EU-Kommissar Günther Oettinger fordert von der Bau-Szene das Sammeln digitaler Daten. Beim Immobilien-Dialog im Stuttgarter Rathaus setzt sich der ehemalige Ministerpräsident für eine flächendeckend schnelle Datenübertragung ein.

Freizeit & Unterhaltung : Ingmar Volkmann (ivo)

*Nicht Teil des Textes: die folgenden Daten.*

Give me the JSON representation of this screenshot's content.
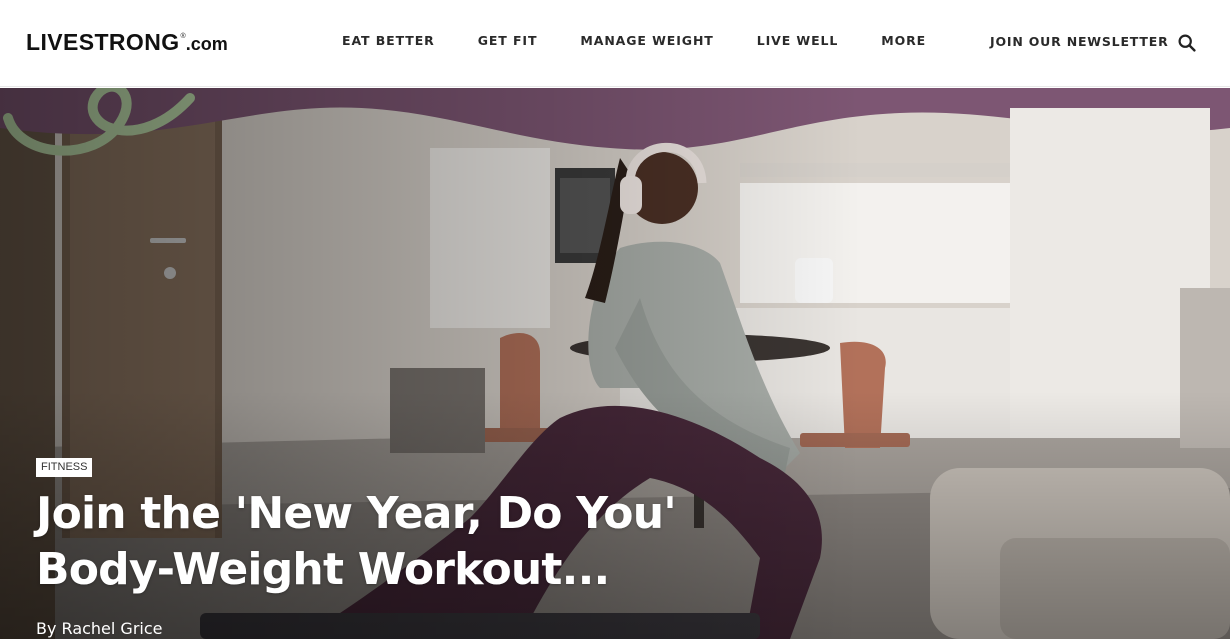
{
  "brand": {
    "logo_main": "LIVESTRONG",
    "logo_registered": "®",
    "logo_suffix": ".com"
  },
  "nav": {
    "items": [
      {
        "label": "EAT BETTER"
      },
      {
        "label": "GET FIT"
      },
      {
        "label": "MANAGE WEIGHT"
      },
      {
        "label": "LIVE WELL"
      },
      {
        "label": "MORE"
      }
    ],
    "newsletter_label": "JOIN OUR NEWSLETTER",
    "search_icon": "search-icon"
  },
  "hero": {
    "category": "FITNESS",
    "title": "Join the 'New Year, Do You' Body-Weight Workout...",
    "byline_prefix": "By",
    "author": "Rachel Grice"
  },
  "colors": {
    "header_bg": "#ffffff",
    "nav_text": "#2a2a2a",
    "hero_text": "#ffffff",
    "wave_purple": "#7d5673",
    "swirl_green": "#b9d6a7",
    "leggings_plum": "#4a2a3c"
  }
}
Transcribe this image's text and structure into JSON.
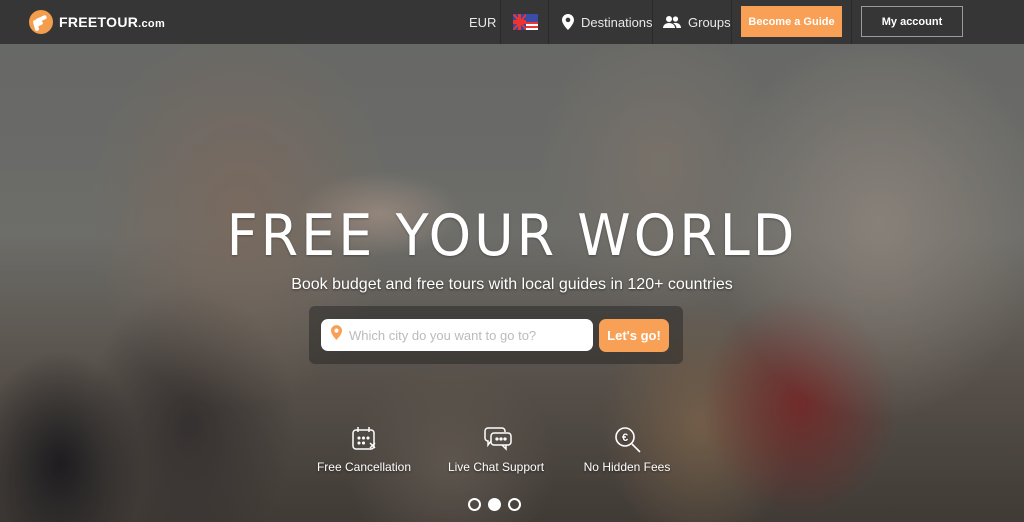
{
  "navbar": {
    "brand": {
      "name": "FREETOUR",
      "tld": ".com",
      "icon": "freetour-logo-icon"
    },
    "currency": "EUR",
    "language_flag": "uk-us-flag-icon",
    "destinations": {
      "label": "Destinations",
      "icon": "map-pin-icon"
    },
    "groups": {
      "label": "Groups",
      "icon": "users-icon"
    },
    "become_guide": "Become a Guide",
    "my_account": "My account"
  },
  "colors": {
    "accent": "#f8a055",
    "navbar_bg": "#363636",
    "logo": "#f49d4d"
  },
  "hero": {
    "title": "FREE YOUR WORLD",
    "subtitle": "Book budget and free tours with local guides in 120+ countries",
    "search": {
      "placeholder": "Which city do you want to go to?",
      "value": "",
      "icon": "map-pin-icon",
      "button": "Let's go!"
    },
    "features": [
      {
        "label": "Free Cancellation",
        "icon": "calendar-cancel-icon"
      },
      {
        "label": "Live Chat Support",
        "icon": "chat-bubbles-icon"
      },
      {
        "label": "No Hidden Fees",
        "icon": "euro-search-icon"
      }
    ],
    "carousel": {
      "total": 3,
      "active": 2
    }
  }
}
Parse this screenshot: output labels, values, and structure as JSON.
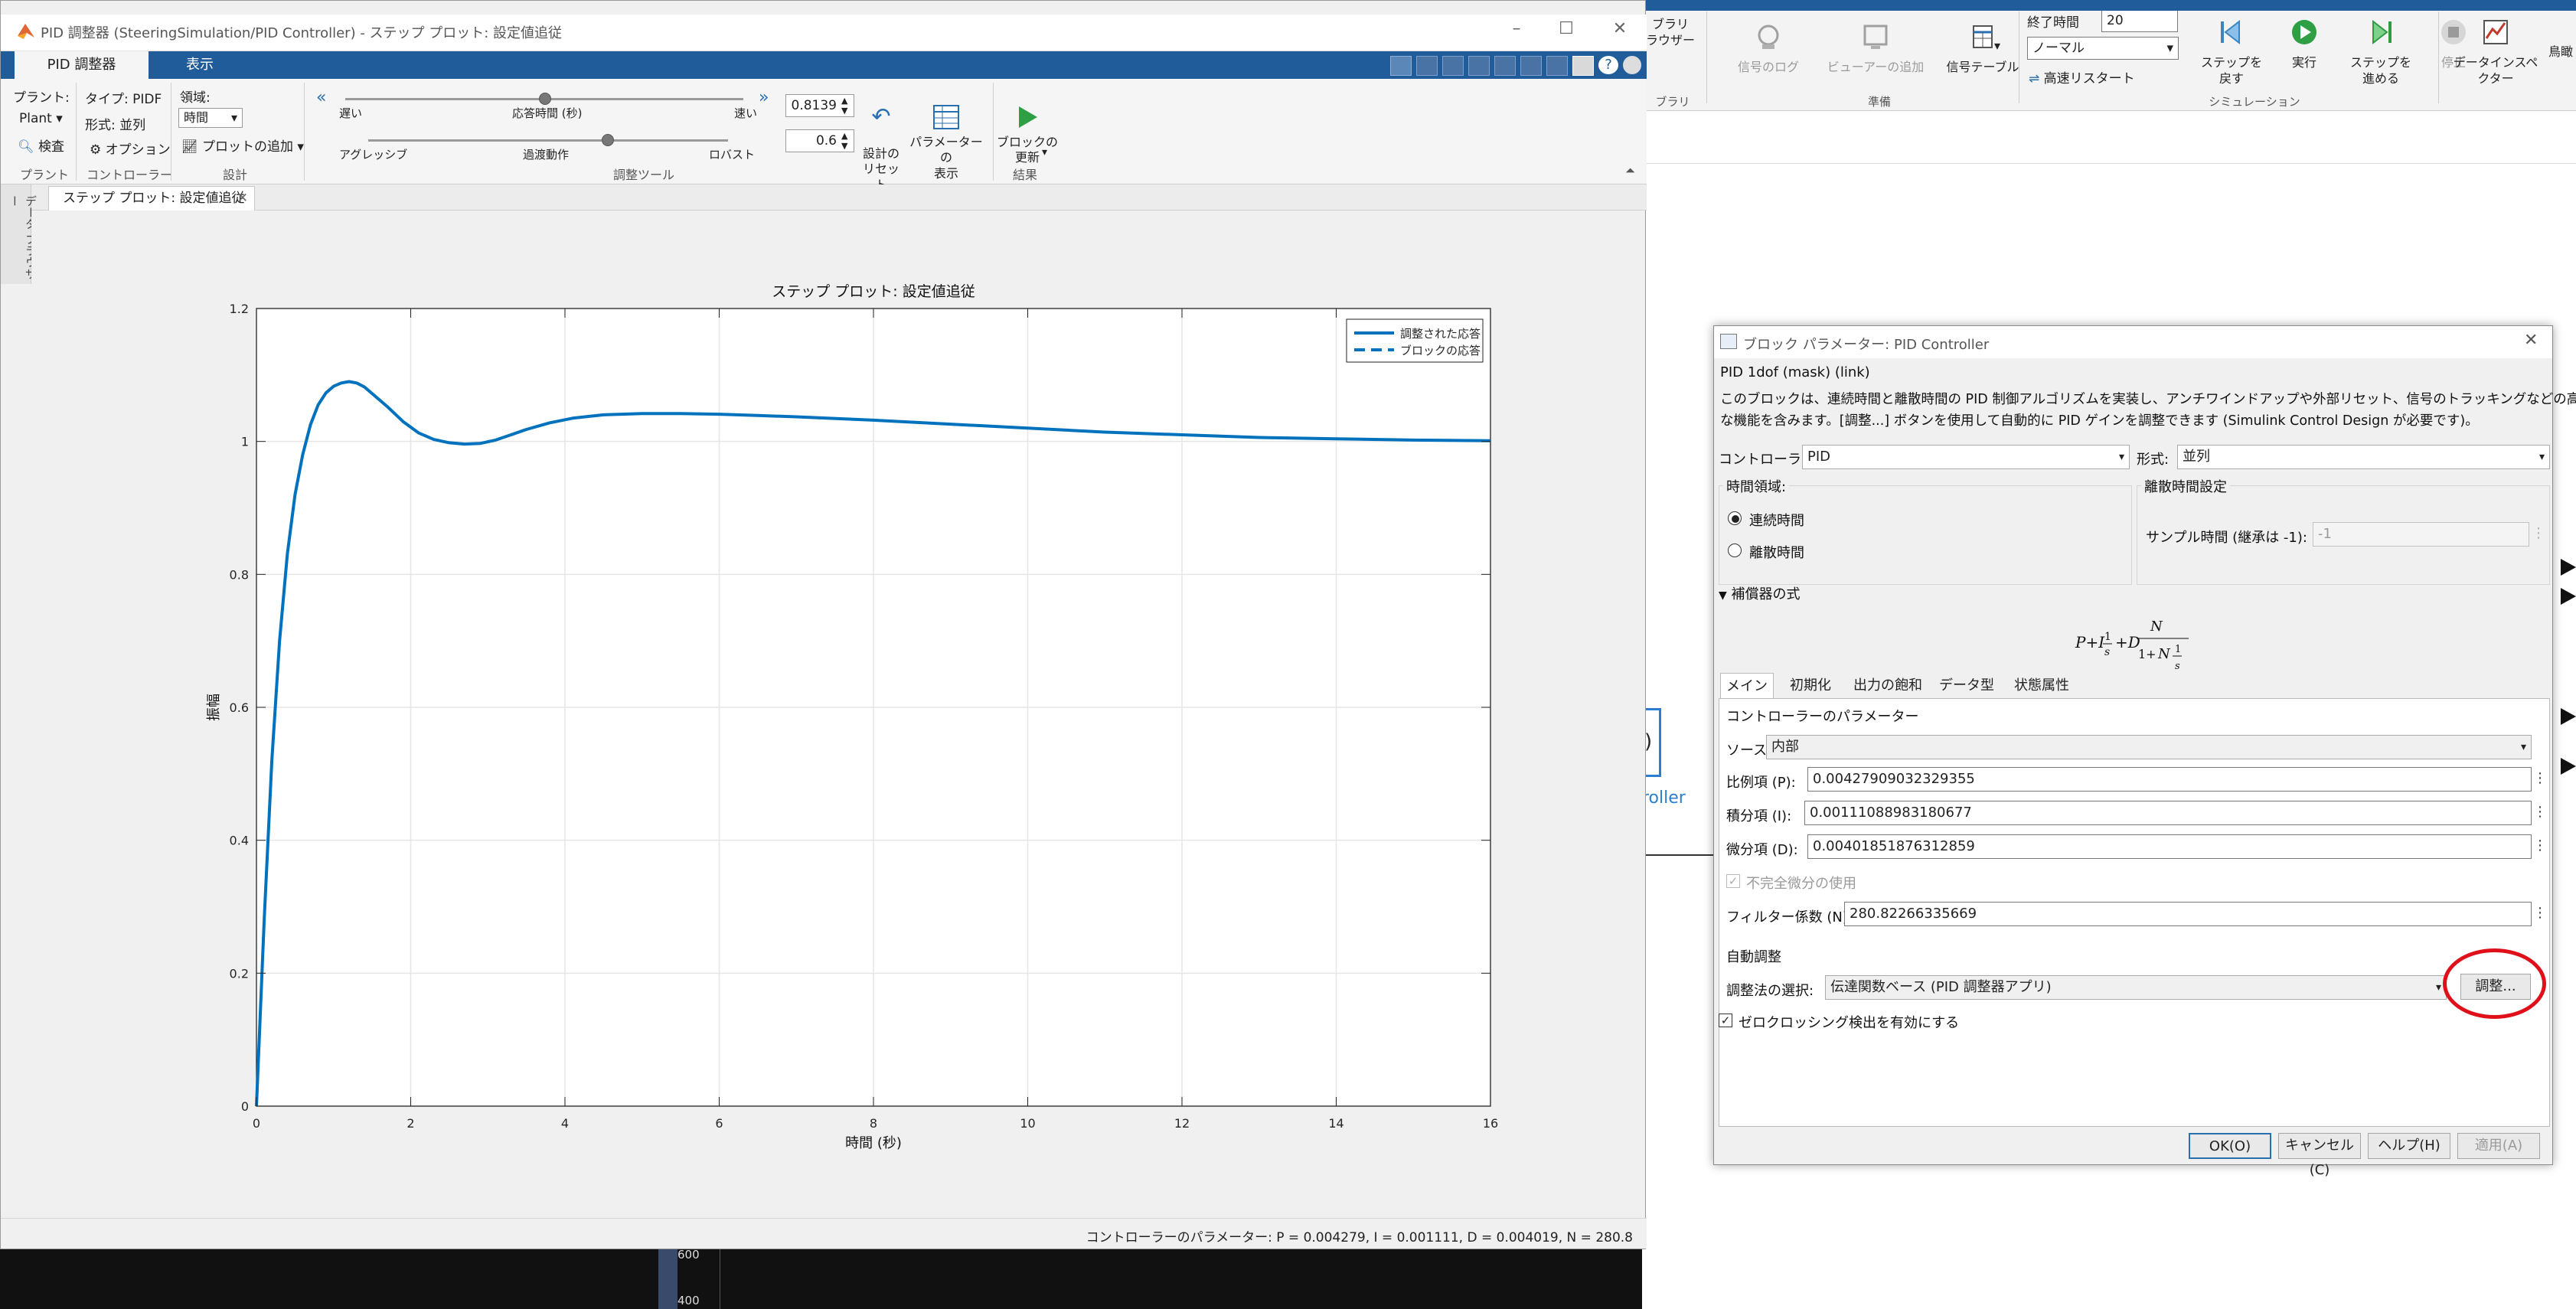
{
  "pid_window": {
    "title": "PID 調整器 (SteeringSimulation/PID Controller) - ステップ プロット: 設定値追従",
    "tabs": [
      "PID 調整器",
      "表示"
    ],
    "plant_label": "プラント:",
    "plant_value": "Plant",
    "type_label": "タイプ: PIDF",
    "form_label": "形式: 並列",
    "domain_label": "領域:",
    "domain_value": "時間",
    "inspect_label": "検査",
    "options_label": "オプション",
    "add_plot_label": "プロットの追加",
    "group_plant": "プラント",
    "group_controller": "コントローラー",
    "group_design": "設計",
    "group_tuning": "調整ツール",
    "group_result": "結果",
    "slider1_left": "遅い",
    "slider1_center": "応答時間 (秒)",
    "slider1_right": "速い",
    "slider2_left": "アグレッシブ",
    "slider2_center": "過渡動作",
    "slider2_right": "ロバスト",
    "response_time_value": "0.8139",
    "transient_value": "0.6",
    "reset_design_label": "設計の\nリセット",
    "show_params_label": "パラメーターの\n表示",
    "update_block_label": "ブロックの\n更新",
    "doc_tab": "ステップ プロット: 設定値追従",
    "side_label": "データ ブラウザー",
    "status_text": "コントローラーのパラメーター: P = 0.004279, I = 0.001111, D = 0.004019, N = 280.8"
  },
  "chart_data": {
    "type": "line",
    "title": "ステップ プロット: 設定値追従",
    "xlabel": "時間 (秒)",
    "ylabel": "振幅",
    "xlim": [
      0,
      16
    ],
    "ylim": [
      0,
      1.2
    ],
    "xticks": [
      0,
      2,
      4,
      6,
      8,
      10,
      12,
      14,
      16
    ],
    "yticks": [
      0,
      0.2,
      0.4,
      0.6,
      0.8,
      1,
      1.2
    ],
    "grid": true,
    "legend_position": "top-right",
    "series": [
      {
        "name": "調整された応答",
        "style": "solid",
        "color": "#0072BD",
        "x": [
          0,
          0.1,
          0.2,
          0.3,
          0.4,
          0.5,
          0.6,
          0.7,
          0.8,
          0.9,
          1.0,
          1.1,
          1.2,
          1.3,
          1.4,
          1.5,
          1.7,
          1.9,
          2.1,
          2.3,
          2.5,
          2.7,
          2.9,
          3.1,
          3.3,
          3.5,
          3.8,
          4.1,
          4.5,
          5.0,
          5.5,
          6.0,
          6.5,
          7.0,
          8.0,
          9.0,
          10.0,
          11.0,
          12.0,
          13.0,
          14.0,
          15.0,
          16.0
        ],
        "y": [
          0,
          0.28,
          0.52,
          0.7,
          0.83,
          0.92,
          0.98,
          1.025,
          1.055,
          1.073,
          1.083,
          1.088,
          1.09,
          1.088,
          1.082,
          1.072,
          1.052,
          1.03,
          1.013,
          1.003,
          0.998,
          0.996,
          0.997,
          1.002,
          1.01,
          1.018,
          1.028,
          1.035,
          1.04,
          1.042,
          1.042,
          1.041,
          1.039,
          1.037,
          1.032,
          1.026,
          1.02,
          1.014,
          1.01,
          1.006,
          1.004,
          1.002,
          1.001
        ]
      },
      {
        "name": "ブロックの応答",
        "style": "dashed",
        "color": "#0072BD"
      }
    ]
  },
  "dialog": {
    "title": "ブロック パラメーター: PID Controller",
    "subtitle": "PID 1dof (mask) (link)",
    "description_1": "このブロックは、連続時間と離散時間の PID 制御アルゴリズムを実装し、アンチワインドアップや外部リセット、信号のトラッキングなどの高度",
    "description_2": "な機能を含みます。[調整...] ボタンを使用して自動的に PID ゲインを調整できます (Simulink Control Design が必要です)。",
    "controller_label": "コントローラー:",
    "controller_value": "PID",
    "form_label": "形式:",
    "form_value": "並列",
    "time_domain_label": "時間領域:",
    "continuous_label": "連続時間",
    "discrete_label": "離散時間",
    "discrete_settings_label": "離散時間設定",
    "sample_time_label": "サンプル時間 (継承は -1):",
    "sample_time_value": "-1",
    "compensator_label": "補償器の式",
    "tabs": [
      "メイン",
      "初期化",
      "出力の飽和",
      "データ型",
      "状態属性"
    ],
    "controller_params_label": "コントローラーのパラメーター",
    "source_label": "ソース:",
    "source_value": "内部",
    "p_label": "比例項 (P):",
    "p_value": "0.00427909032329355",
    "i_label": "積分項 (I):",
    "i_value": "0.00111088983180677",
    "d_label": "微分項 (D):",
    "d_value": "0.00401851876312859",
    "incomplete_derivative_label": "不完全微分の使用",
    "filter_label": "フィルター係数 (N):",
    "filter_value": "280.82266335669",
    "auto_tune_label": "自動調整",
    "tune_method_label": "調整法の選択:",
    "tune_method_value": "伝達関数ベース (PID 調整器アプリ)",
    "tune_button": "調整...",
    "zero_crossing_label": "ゼロクロッシング検出を有効にする",
    "ok_button": "OK(O)",
    "cancel_button": "キャンセル(C)",
    "help_button": "ヘルプ(H)",
    "apply_button": "適用(A)"
  },
  "simulink": {
    "stop_time_label": "終了時間",
    "stop_time_value": "20",
    "mode_value": "ノーマル",
    "fast_restart_label": "高速リスタート",
    "btn_signal_log": "信号のログ",
    "btn_add_viewer": "ビューアーの追加",
    "btn_signal_table": "信号テーブル",
    "btn_step_back": "ステップを\n戻す",
    "btn_run": "実行",
    "btn_step_forward": "ステップを\n進める",
    "btn_stop": "停止",
    "btn_data_inspector": "データインスペ\nクター",
    "btn_cut": "鳥瞰",
    "btn_library": "ブラリ",
    "btn_browser": "ラウザー",
    "group_prepare": "準備",
    "group_simulation": "シミュレーション",
    "group_library": "ブラリ",
    "block_caption": "roller",
    "block_text": ")",
    "scope_ticks": [
      "600",
      "400"
    ]
  }
}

Stuttgart - Einen Wunsch hatte Thomas Bopp, der Vorsitzende des Verbandes Region Stuttgart beim Stuttgarter Immobilien-Dialog an den prominentesten Gast der Veranstaltung im Stuttgarter Rathaus, an EU-Kommissar Günther Oettinger: Er möge in seinem Vortrag zum Thema „Wirtschaft, Gesellschaft, Arbeitsmarkt und die digitale Revolution – wie sichern wir die Zukunft Europas“ einen Schlenker nach Griechenland einbauen, „damit es amüsant wird“. Dass Oettingers Rede dann tatsächlich sehr amüsant wurde, lag aber nicht am Griechenland-Bashing. Das sparte sich der ehemalige Ministerpräsident von Baden-Württemberg, sondern an Inhalt und Art des kurzweiligen Vortrags.

 

Als EU-Kommissar für Digitale Wirtschaft und Gesellschaft referierte Oettinger vor der versammelten Bau-Szene der Region. Oettinger beschwor dabei die digitale Revolution. „Vor 2020 werden die Karten neu gemischt, es wird viel schneller Gewinner und Verlierer geben, als uns lieb ist“, sagte Oettinger, und verwies dabei auf den Finanzsektor: „Bankdienstleistungen brauchen wir, Banken aber nicht.“ Dem Wirtschaftsstandort Stuttgart ginge es zwar gut, im Vergleich zu den Vorreitern der digitalen Revolution, Google, Apple und Facebook, hätte die hiesige Industrie aber das Nachsehen. „Die haben die Daten, und wer die Daten hat, hat die Macht“, so Oettinger.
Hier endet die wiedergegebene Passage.